Background: The impact of socioeconomic status on the clinical outcomes of patients admitted to the hospital for atrial fibrillation (AF) is not well described.
Objective: The purpose of this study was to determine the association between median neighborhood household income (mNHI) and clinical outcomes among patients admitted to the hospital for AF.

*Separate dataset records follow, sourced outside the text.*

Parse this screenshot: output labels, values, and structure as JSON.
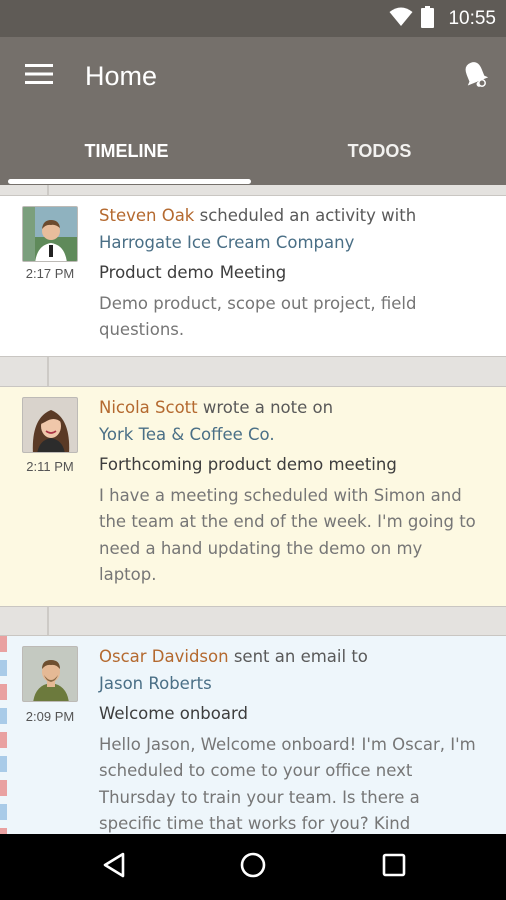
{
  "status_bar": {
    "time": "10:55"
  },
  "app_bar": {
    "title": "Home",
    "tabs": [
      {
        "label": "TIMELINE",
        "active": true
      },
      {
        "label": "TODOS",
        "active": false
      }
    ]
  },
  "timeline": [
    {
      "user": "Steven Oak",
      "action": " scheduled an activity with",
      "target": "Harrogate Ice Cream Company",
      "time": "2:17 PM",
      "subject": "Product demo",
      "subject_kind": "Meeting",
      "body": "Demo product, scope out project, field questions."
    },
    {
      "user": "Nicola Scott",
      "action": " wrote a note on",
      "target": "York Tea & Coffee Co.",
      "time": "2:11 PM",
      "subject": "Forthcoming product demo meeting",
      "body": "I have a meeting scheduled with Simon and the team at the end of the week. I'm going to need a hand updating the demo on my laptop."
    },
    {
      "user": "Oscar Davidson",
      "action": " sent an email to",
      "target": "Jason Roberts",
      "time": "2:09 PM",
      "subject": "Welcome onboard",
      "body": "Hello Jason, Welcome onboard! I'm Oscar, I'm scheduled to come to your office next Thursday to train your team. Is there a specific time that works for you? Kind"
    }
  ],
  "colors": {
    "app_bar": "#75706b",
    "status_bar": "#5f5b56",
    "user_name": "#b4692f",
    "target_name": "#4a6f86",
    "note_background": "#fdf9e2",
    "email_background": "#eef6fb"
  },
  "icons": [
    "wifi-icon",
    "battery-icon",
    "menu-icon",
    "notification-bell-icon",
    "back-icon",
    "home-icon",
    "recents-icon"
  ]
}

Methods: We retrospectively analyzed primary AF hospitalizations from the United States National Inpatient Sample between 2016 and 2020. The analyzed sample was divided into quartiles based on the mNHI in the zip code of the patient's residence. The lowest quartile was used as the reference category. Study outcomes included inpatient procedure utilization (ablation, cardioversion, percutaneous left atrial appendage closure), length of stay, cost, mortality, and disposition. Weighted multivariable logistic and linear regression, adjusting for multiple patient and hospital-level characteristics, was performed.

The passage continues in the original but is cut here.